Russia has accused Britain, France, and the United States of having attempted to “poison” the atmosphere of the latest round of the intra-Syrian negotiations.
Russian Foreign Minister Sergei Lavrov said on Friday that the three countries, which together recently drafted and put to a vote an anti-Syria resolution at the United Nations Security Council, sought to undermine the peace talks by “hurriedly” submitting the draft text at the 15-member Council.
Lavrov said that the measure was taken without any prior discussions and with the knowledge that it would be blocked.
Russia and China, two of the five permanent members of the Council, vetoed the resolution on February 28, when it was put to a vote.
Lavrov said the authors of the motion “wanted the Security Council to split up” at a critical moment when the long-stalled, UN-backed peace talks were being re-launched.
The latest round of the UN-mediated intra-Syrian talks was held in the Swiss city of Geneva between February 23 and March 3. The talks, meant to find a solution to the conflict in Syria, had been stalled for a year.
“The aim was not just divide the UN Security Council but to poison the atmosphere of intra-Syrian talks,” the top Russian diplomat emphasized.
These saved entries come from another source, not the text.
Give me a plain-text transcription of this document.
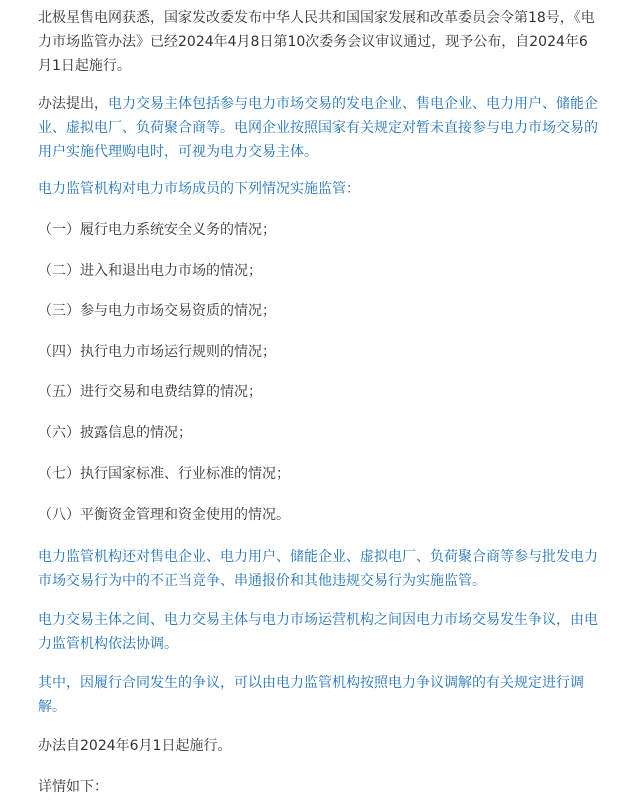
北极星售电网获悉，国家发改委发布中华人民共和国国家发展和改革委员会令第18号，《电力市场监管办法》已经2024年4月8日第10次委务会议审议通过，现予公布，自2024年6月1日起施行。

办法提出，电力交易主体包括参与电力市场交易的发电企业、售电企业、电力用户、储能企业、虚拟电厂、负荷聚合商等。电网企业按照国家有关规定对暂未直接参与电力市场交易的用户实施代理购电时，可视为电力交易主体。

电力监管机构对电力市场成员的下列情况实施监管：

（一）履行电力系统安全义务的情况；

（二）进入和退出电力市场的情况；

（三）参与电力市场交易资质的情况；

（四）执行电力市场运行规则的情况；

（五）进行交易和电费结算的情况；

（六）披露信息的情况；

（七）执行国家标准、行业标准的情况；

（八）平衡资金管理和资金使用的情况。

电力监管机构还对售电企业、电力用户、储能企业、虚拟电厂、负荷聚合商等参与批发电力市场交易行为中的不正当竞争、串通报价和其他违规交易行为实施监管。

电力交易主体之间、电力交易主体与电力市场运营机构之间因电力市场交易发生争议，由电力监管机构依法协调。

其中，因履行合同发生的争议，可以由电力监管机构按照电力争议调解的有关规定进行调解。

办法自2024年6月1日起施行。

详情如下：
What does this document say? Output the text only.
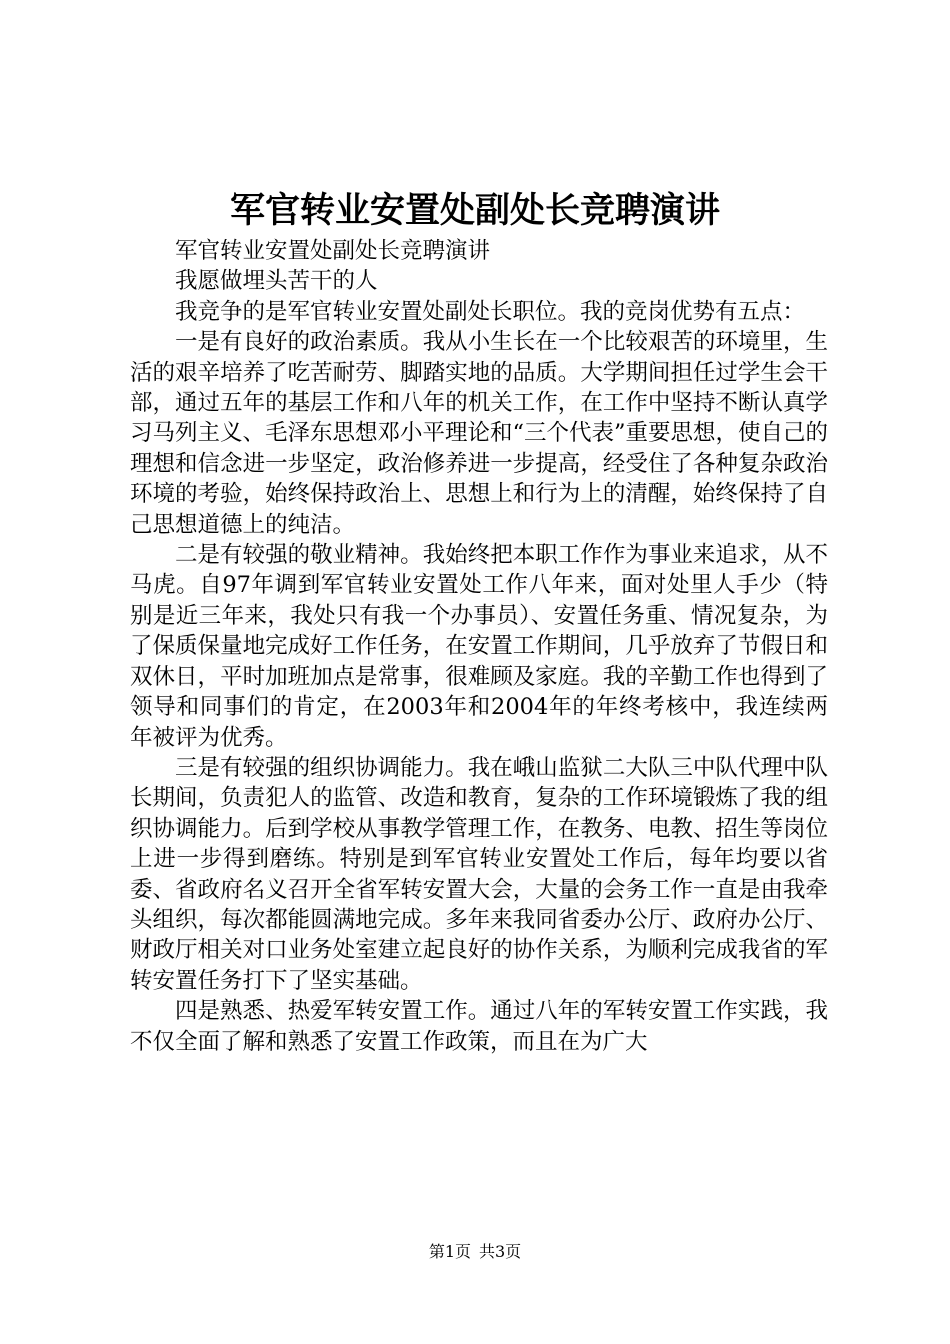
军官转业安置处副处长竞聘演讲

军官转业安置处副处长竞聘演讲

我愿做埋头苦干的人

我竞争的是军官转业安置处副处长职位。我的竞岗优势有五点：

一是有良好的政治素质。我从小生长在一个比较艰苦的环境里，生活的艰辛培养了吃苦耐劳、脚踏实地的品质。大学期间担任过学生会干部，通过五年的基层工作和八年的机关工作，在工作中坚持不断认真学习马列主义、毛泽东思想邓小平理论和“三个代表”重要思想，使自己的理想和信念进一步坚定，政治修养进一步提高，经受住了各种复杂政治环境的考验，始终保持政治上、思想上和行为上的清醒，始终保持了自己思想道德上的纯洁。

二是有较强的敬业精神。我始终把本职工作作为事业来追求，从不马虎。自97年调到军官转业安置处工作八年来，面对处里人手少（特别是近三年来，我处只有我一个办事员）、安置任务重、情况复杂，为了保质保量地完成好工作任务，在安置工作期间，几乎放弃了节假日和双休日，平时加班加点是常事，很难顾及家庭。我的辛勤工作也得到了领导和同事们的肯定，在2003年和2004年的年终考核中，我连续两年被评为优秀。

三是有较强的组织协调能力。我在峨山监狱二大队三中队代理中队长期间，负责犯人的监管、改造和教育，复杂的工作环境锻炼了我的组织协调能力。后到学校从事教学管理工作，在教务、电教、招生等岗位上进一步得到磨练。特别是到军官转业安置处工作后，每年均要以省委、省政府名义召开全省军转安置大会，大量的会务工作一直是由我牵头组织，每次都能圆满地完成。多年来我同省委办公厅、政府办公厅、财政厅相关对口业务处室建立起良好的协作关系，为顺利完成我省的军转安置任务打下了坚实基础。

四是熟悉、热爱军转安置工作。通过八年的军转安置工作实践，我不仅全面了解和熟悉了安置工作政策，而且在为广大

第1页 共3页
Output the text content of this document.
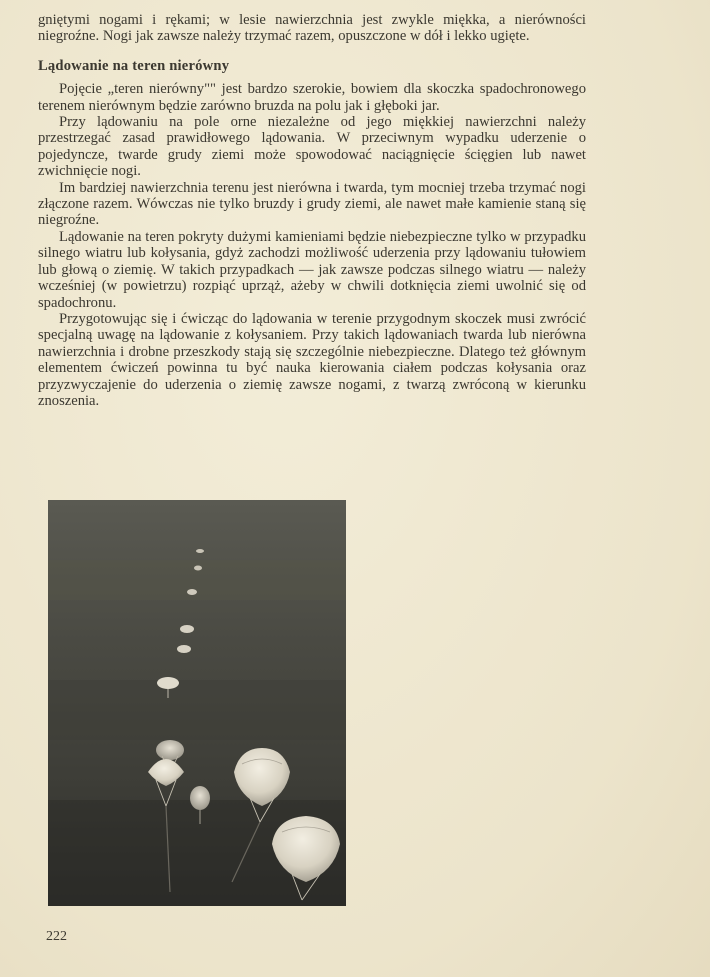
gniętymi nogami i rękami; w lesie nawierzchnia jest zwykle miękka, a nierówności niegroźne. Nogi jak zawsze należy trzymać razem, opuszczone w dół i lekko ugięte.

Lądowanie na teren nierówny

Pojęcie „teren nierówny"" jest bardzo szerokie, bowiem dla skoczka spadochronowego terenem nierównym będzie zarówno bruzda na polu jak i głęboki jar.

Przy lądowaniu na pole orne niezależne od jego miękkiej nawierzchni należy przestrzegać zasad prawidłowego lądowania. W przeciwnym wypadku uderzenie o pojedyncze, twarde grudy ziemi może spowodować naciągnięcie ścięgien lub nawet zwichnięcie nogi.

Im bardziej nawierzchnia terenu jest nierówna i twarda, tym mocniej trzeba trzymać nogi złączone razem. Wówczas nie tylko bruzdy i grudy ziemi, ale nawet małe kamienie staną się niegroźne.

Lądowanie na teren pokryty dużymi kamieniami będzie niebezpieczne tylko w przypadku silnego wiatru lub kołysania, gdyż zachodzi możliwość uderzenia przy lądowaniu tułowiem lub głową o ziemię. W takich przypadkach — jak zawsze podczas silnego wiatru — należy wcześniej (w powietrzu) rozpiąć uprząż, ażeby w chwili dotknięcia ziemi uwolnić się od spadochronu.

Przygotowując się i ćwicząc do lądowania w terenie przygodnym skoczek musi zwrócić specjalną uwagę na lądowanie z kołysaniem. Przy takich lądowaniach twarda lub nierówna nawierzchnia i drobne przeszkody stają się szczególnie niebezpieczne. Dlatego też głównym elementem ćwiczeń powinna tu być nauka kierowania ciałem podczas kołysania oraz przyzwyczajenie do uderzenia o ziemię zawsze nogami, z twarzą zwróconą w kierunku znoszenia.

222
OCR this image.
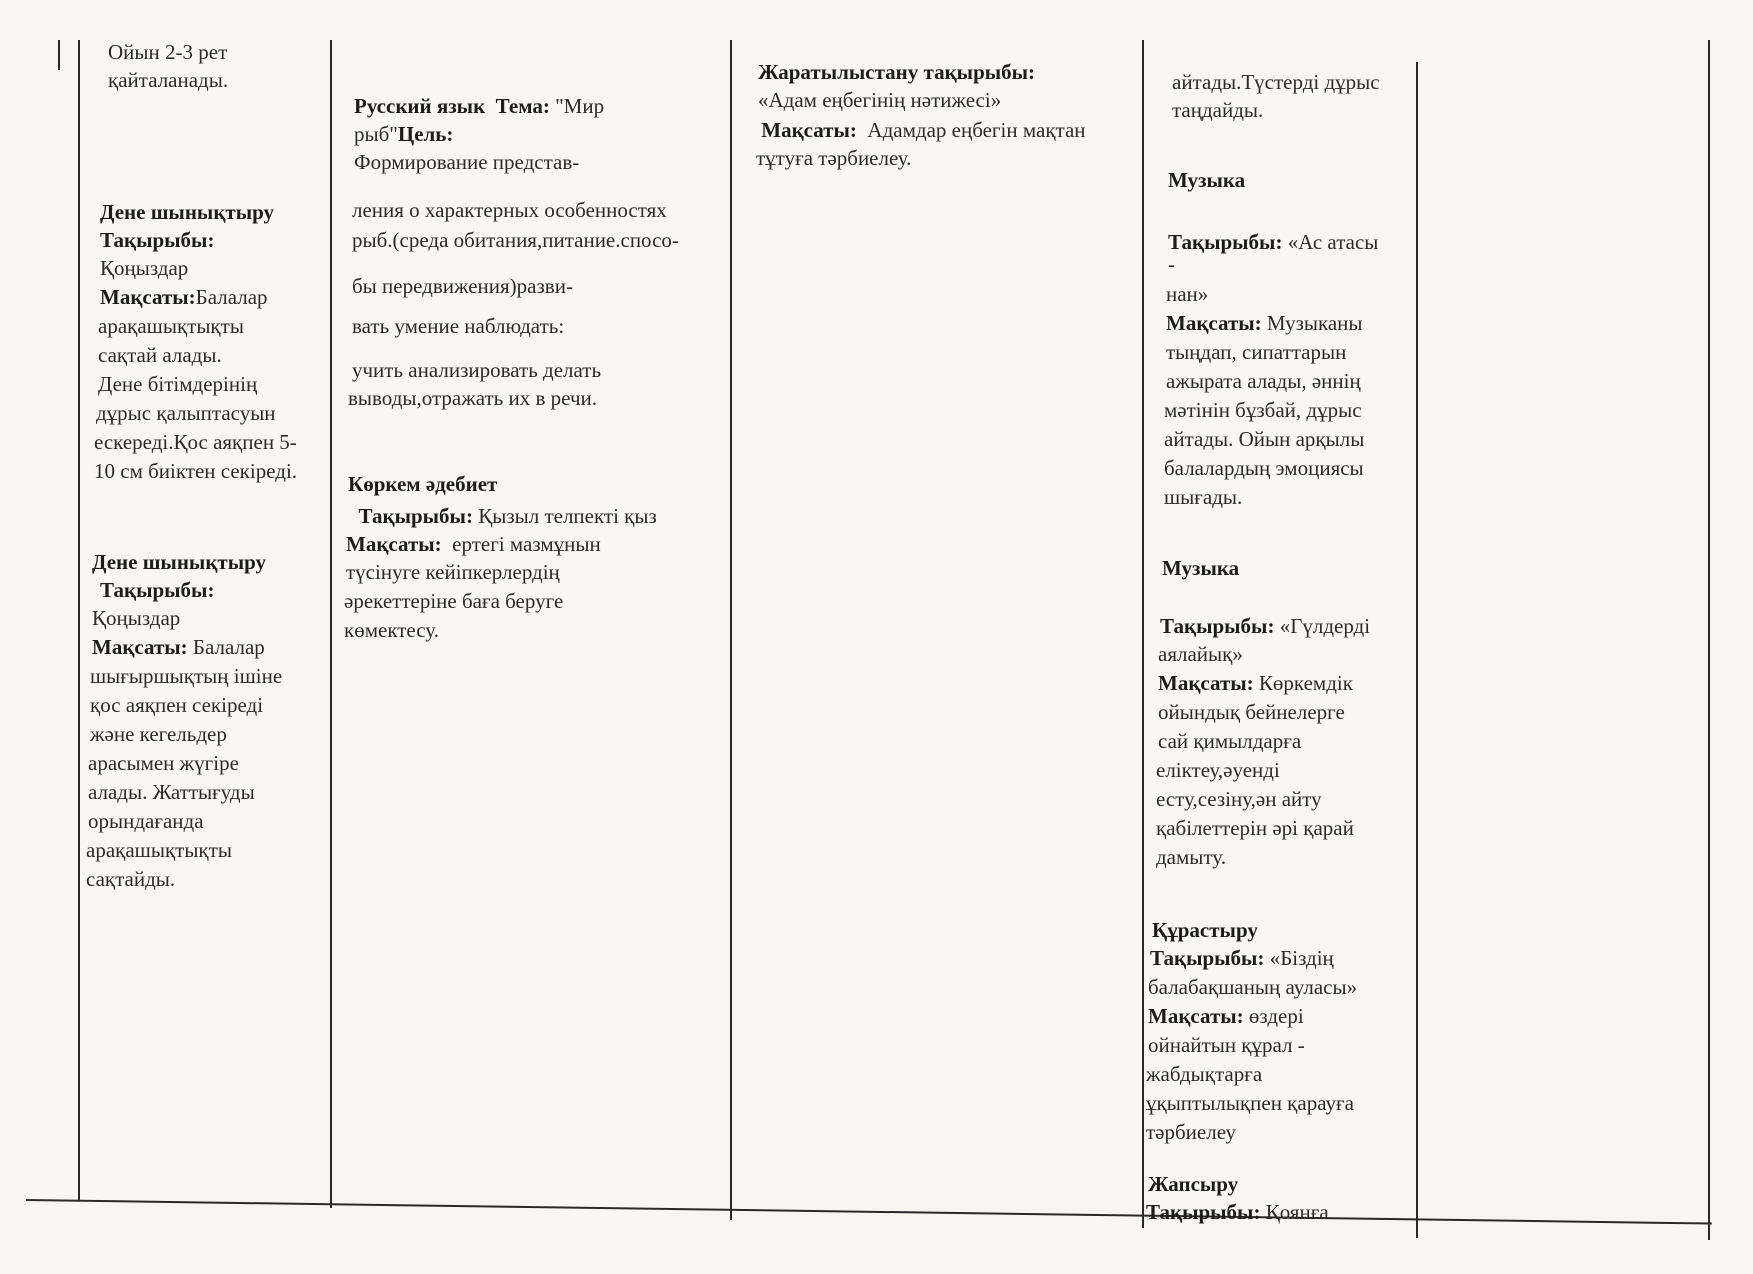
Ойын 2-3 рет
қайталанады.
Дене шынықтыру
Тақырыбы:
Қоңыздар
Мақсаты:Балалар
арақашықтықты
сақтай алады.
Дене бітімдерінің
дұрыс қалыптасуын
ескереді.Қос аяқпен 5-
10 см биіктен секіреді.
Дене шынықтыру
Тақырыбы:
Қоңыздар
Мақсаты: Балалар
шығыршықтың ішіне
қос аяқпен секіреді
және кегельдер
арасымен жүгіре
алады. Жаттығуды
орындағанда
арақашықтықты
сақтайды.
Русский язык Тема: "Мир
рыб"Цель:
Формирование представ-
ления о характерных особенностях
рыб.(среда обитания,питание.спосо-
бы передвижения)разви-
вать умение наблюдать:
учить анализировать делать
выводы,отражать их в речи.
Көркем әдебиет
Тақырыбы: Қызыл телпекті қыз
Мақсаты: ертегі мазмұнын
түсінуге кейіпкерлердің
әрекеттеріне баға беруге
көмектесу.
Жаратылыстану тақырыбы:
«Адам еңбегінің нәтижесі»
Мақсаты: Адамдар еңбегін мақтан
тұтуға тәрбиелеу.
айтады.Түстерді дұрыс
таңдайды.
Музыка
Тақырыбы: «Ас атасы
-
нан»
Мақсаты: Музыканы
тыңдап, сипаттарын
ажырата алады, әннің
мәтінін бұзбай, дұрыс
айтады. Ойын арқылы
балалардың эмоциясы
шығады.
Музыка
Тақырыбы: «Гүлдерді
аялайық»
Мақсаты: Көркемдік
ойындық бейнелерге
сай қимылдарға
еліктеу,әуенді
есту,сезіну,ән айту
қабілеттерін әрі қарай
дамыту.
Құрастыру
Тақырыбы: «Біздің
балабақшаның ауласы»
Мақсаты: өздері
ойнайтын құрал -
жабдықтарға
ұқыптылықпен қарауға
тәрбиелеу
Жапсыру
Тақырыбы: Қоянға
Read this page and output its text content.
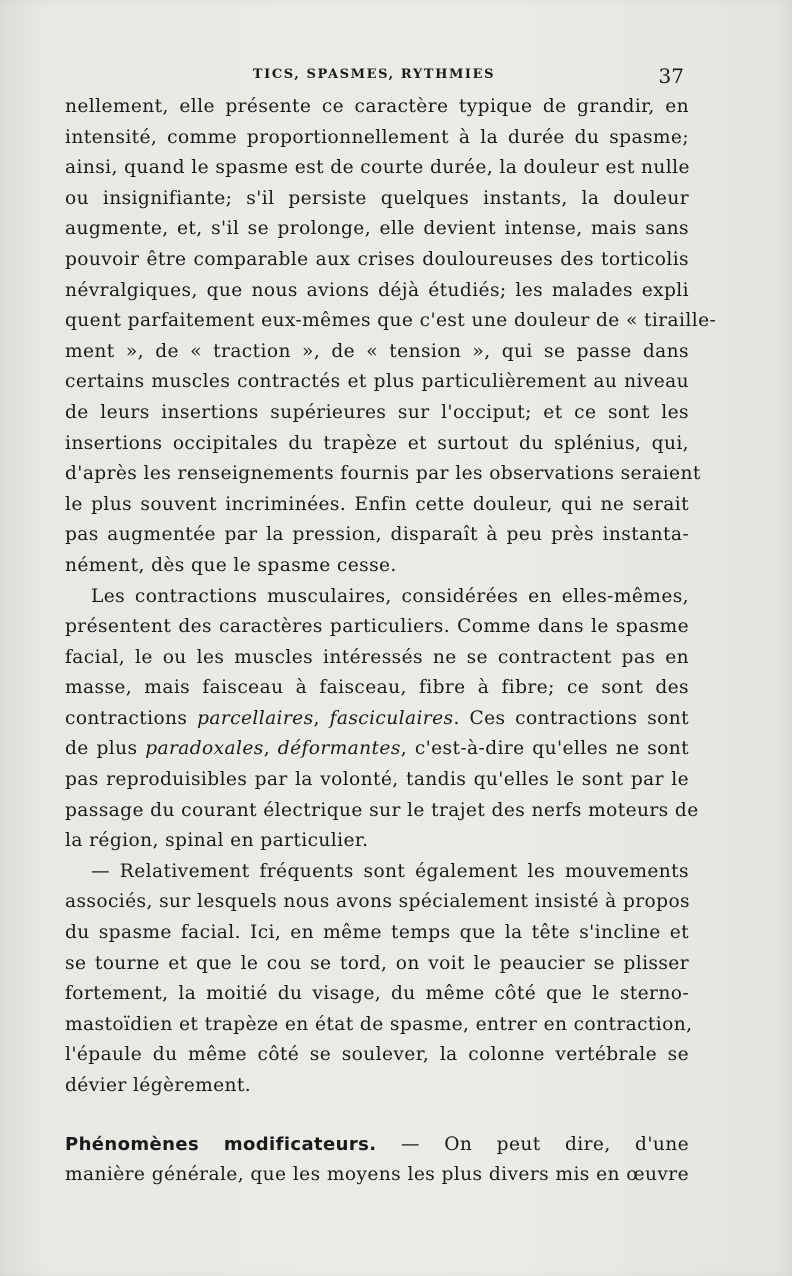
TICS, SPASMES, RYTHMIES	37
nellement, elle présente ce caractère typique de grandir, en
intensité, comme proportionnellement à la durée du spasme;
ainsi, quand le spasme est de courte durée, la douleur est nulle
ou insignifiante; s'il persiste quelques instants, la douleur
augmente, et, s'il se prolonge, elle devient intense, mais sans
pouvoir être comparable aux crises douloureuses des torticolis
névralgiques, que nous avions déjà étudiés; les malades expli
quent parfaitement eux-mêmes que c'est une douleur de « tiraille-
ment », de « traction », de « tension », qui se passe dans
certains muscles contractés et plus particulièrement au niveau
de leurs insertions supérieures sur l'occiput; et ce sont les
insertions occipitales du trapèze et surtout du splénius, qui,
d'après les renseignements fournis par les observations seraient
le plus souvent incriminées. Enfin cette douleur, qui ne serait
pas augmentée par la pression, disparaît à peu près instanta-
nément, dès que le spasme cesse.
Les contractions musculaires, considérées en elles-mêmes,
présentent des caractères particuliers. Comme dans le spasme
facial, le ou les muscles intéressés ne se contractent pas en
masse, mais faisceau à faisceau, fibre à fibre; ce sont des
contractions parcellaires, fasciculaires. Ces contractions sont
de plus paradoxales, déformantes, c'est-à-dire qu'elles ne sont
pas reproduisibles par la volonté, tandis qu'elles le sont par le
passage du courant électrique sur le trajet des nerfs moteurs de
la région, spinal en particulier.
— Relativement fréquents sont également les mouvements
associés, sur lesquels nous avons spécialement insisté à propos
du spasme facial. Ici, en même temps que la tête s'incline et
se tourne et que le cou se tord, on voit le peaucier se plisser
fortement, la moitié du visage, du même côté que le sterno-
mastoïdien et trapèze en état de spasme, entrer en contraction,
l'épaule du même côté se soulever, la colonne vertébrale se
dévier légèrement.
Phénomènes modificateurs. — On peut dire, d'une
manière générale, que les moyens les plus divers mis en œuvre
The draft resolution would have blacklisted 11 Syrians, mainly military commanders, and 10 entities allegedly linked to at least three attacks involving chlorine gas in 2014 and 2015. It would also have banned the supply of helicopters to Damascus.
Elsewhere in his remarks, Lavrov said that any suspicion about the use of chemicals in Syria should be probed “thoroughly and impartially,” expressing Moscow’s readiness to cooperate with the Organization of the Prohibition of Chemical Weapons (OPCW) in that regard.
The Syrian government has denied using banned weapons in the conflict. In fact, under a deal brokered by Russia and the US back in late 2013, Damascus turned its arsenal of chemical weapons over to international experts, who shipped them out of Syria.
On Friday, after the conclusion of the UN-backed talks in Geneva, UN Special Envoy for Syria Staffan de Mistura said Syria’s warring sides had agreed on a “clear agenda” for the future.
The UN envoy said he was planning a new round of Syria peace talks in March.
A separate series of peace talks for Syria have been held by guarantor states Iran, Russia, and Turkey in Kazakhstan’s capital of Astana. The Astana talks complement the UN negotiations, and, most recently, they were hailed for helping end the one-year hiatus in the talks brokered by the world body.